Friday, May 13, 2005

A Lesson in Media Doublespeak

Okay boys and girls, today's lesson begins with vocabulary. Here are two terms you need to be aware of and comfortable using when studying misadventures in media - factuality and equivalency. Factuality, while rooted in the word fact, has more to do with perception. A statement can have varying degrees of factuality, depending on the issue and the person stating said "fact". Remember President Clinton's grand jury testimony, "...depends what your definition of the word is is...", that's factuality. Likewise, a person can have a high or low factuality rating, depending on his or her dexterity in dealing with the issues. A complementary term is equivalency, unrelated statements made by opposing commentators at irrelevant times used to equilibrate factuality. A good rule of thumb in dealing with issues of factuality and equivalency, "when in danger or in doubt, run in circles, scream and shout."

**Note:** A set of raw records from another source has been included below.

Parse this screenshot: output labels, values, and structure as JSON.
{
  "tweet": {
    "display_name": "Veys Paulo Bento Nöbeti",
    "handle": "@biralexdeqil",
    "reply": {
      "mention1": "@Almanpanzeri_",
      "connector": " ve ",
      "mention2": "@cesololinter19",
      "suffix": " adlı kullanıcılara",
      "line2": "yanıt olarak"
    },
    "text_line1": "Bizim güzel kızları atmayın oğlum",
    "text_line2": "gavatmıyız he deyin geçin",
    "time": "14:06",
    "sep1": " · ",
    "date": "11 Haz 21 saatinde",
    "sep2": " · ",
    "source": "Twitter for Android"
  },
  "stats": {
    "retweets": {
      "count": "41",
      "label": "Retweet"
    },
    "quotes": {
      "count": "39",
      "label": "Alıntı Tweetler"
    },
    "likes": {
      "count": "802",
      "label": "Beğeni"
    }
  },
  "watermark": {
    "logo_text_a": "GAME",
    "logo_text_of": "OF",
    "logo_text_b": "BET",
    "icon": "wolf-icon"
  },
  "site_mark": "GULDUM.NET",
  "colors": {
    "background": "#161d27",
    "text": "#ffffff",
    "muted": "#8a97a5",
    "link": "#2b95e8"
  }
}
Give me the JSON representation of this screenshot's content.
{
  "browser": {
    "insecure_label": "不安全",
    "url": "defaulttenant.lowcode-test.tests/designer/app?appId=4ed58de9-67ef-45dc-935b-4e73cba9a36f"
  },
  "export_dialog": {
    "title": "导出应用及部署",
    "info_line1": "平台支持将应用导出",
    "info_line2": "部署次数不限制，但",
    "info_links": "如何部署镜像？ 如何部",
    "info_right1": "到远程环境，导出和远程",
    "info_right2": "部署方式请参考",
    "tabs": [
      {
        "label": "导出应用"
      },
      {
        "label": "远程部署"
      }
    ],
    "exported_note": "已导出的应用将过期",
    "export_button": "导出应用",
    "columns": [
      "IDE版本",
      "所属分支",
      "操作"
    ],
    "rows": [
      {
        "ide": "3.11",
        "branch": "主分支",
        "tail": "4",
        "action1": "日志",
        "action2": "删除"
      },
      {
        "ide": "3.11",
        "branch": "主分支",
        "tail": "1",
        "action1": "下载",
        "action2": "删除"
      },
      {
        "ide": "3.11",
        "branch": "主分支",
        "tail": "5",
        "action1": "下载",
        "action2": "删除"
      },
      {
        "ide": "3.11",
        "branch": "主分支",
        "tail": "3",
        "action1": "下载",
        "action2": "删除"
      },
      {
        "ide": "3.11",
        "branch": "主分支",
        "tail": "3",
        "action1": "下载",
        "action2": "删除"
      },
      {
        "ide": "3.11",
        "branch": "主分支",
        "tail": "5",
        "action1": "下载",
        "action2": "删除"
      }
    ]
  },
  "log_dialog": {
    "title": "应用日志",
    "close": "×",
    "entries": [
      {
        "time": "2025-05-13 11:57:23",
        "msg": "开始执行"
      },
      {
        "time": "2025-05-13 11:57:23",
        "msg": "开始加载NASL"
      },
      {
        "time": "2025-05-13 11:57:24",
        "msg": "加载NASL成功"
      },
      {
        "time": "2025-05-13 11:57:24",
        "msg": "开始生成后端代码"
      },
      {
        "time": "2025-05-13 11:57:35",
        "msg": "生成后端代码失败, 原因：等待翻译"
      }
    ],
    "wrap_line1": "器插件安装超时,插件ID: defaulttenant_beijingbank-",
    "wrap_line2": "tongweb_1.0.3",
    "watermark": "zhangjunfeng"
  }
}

Next let's try a reading comprehension problem dealing with our two new words. Daniel Okrent has until recently been the ombudsman for the NYTimes, hired after their Jayson Blair troubles to review and advise on accuracy issues. He was interviewed recently by Salon (with a nod to Two Glasses). Let's read through an excerpt of what he has to say about working at the Times:

Gail [Collins - the op-ed page editor] didn't want me commenting on the opinion pages. I was hired by the news department and, despite the rabid assertions of the Times' enemies and detractors, the two really have nothing to do with each other. But [publisher] Arthur Sulzberger decided that I should be able to comment on the editorial pages as well, so it began with Gail being understandably leery: "Who is this person who is going to pass judgment on opinions?"

Then pretty early on in the job, I began to nag a couple of the columnists and Gail about the question of factual errors, or the allegation of factual errors. When I told Gail I was going to write about it, I said, "I want a statement: What's the policy? Why don't you have a policy?" And then she gave me a policy and I quoted from the policy in my column and I ran it in its entirety in my Web journal.

It's a very complicated issue about when is a fact not a fact in the context of opinions. I'll illustrate it: William Safire continued to refer to an al-Qaida's leader's connection to Saddam Hussein. The various government reports said there was no connection. Safire kept writing that there was a connection. Many people challenged him on it. I went to him on it. He said, "I know there's a connection."

Well, who is to say? Just because this report said so doesn't mean that there isn't a connection. He was relying on his sources. Many people thought I was a total wimp for not challenging him and insisting that there be a correction. But if you turn it around, and put it in the context of a Paul Krugman column, when Krugman makes an assertion that he knows to be the case, then in that case the Safire critic would probably defend Krugman. So when is this being motivated by ideology and when is it really being motivated by a quest for accuracy? Those are two different things and so you have to be really careful.

So using what we have learned, William Safire's belief there is a connection between al-Qaida and Saddam has a factuality of say 0, because it has been proven repeatedly to be untrue. Safire himself however must have a very high factuality rating, because even though what he claims as truth has been proven factually errant, he is given the benefit of doubt. Paul Krugman, on the other hand, has a low factuality rating, because Okrent questions his believability despite a lack of evidence on which to base questioning Krugman's accuracy. A blatant Safire untruth has the equivalency of any statement Krugman has ever made. Read the passage over a few times. Ready to move on?

Now let's try another reading and critical thinking exercise. Kenneth Tomlinson is the head of the Corporation for Public Broadcasting. He was on Bill O'Reilly's show recently. Lets read a bit of their conversation:

On the May 12 edition of Fox News' The O'Reilly Factor, O'Reilly asked Tomlinson, "Now, you said that you have never had any conversations with any Bush administration officials about PBS? Is that true?" Tomlinson replied, "That's true."

O'Reilly also asked Tomlinson whether he was "firing any Democrats" at CPB; Tomlinson replied, "No," adding: "No witch hunts in there at all."

At the conclusion of his interview, Tomlinson thanked O'Reilly and stated: "We love your show."

Use the previous example and this handy website to estimate the factuality of Ken Tomlinson, describe his factuality rating and provide an equivalency for his O'Reilly visit. Points will be given for originality, but obviously not for accuracy.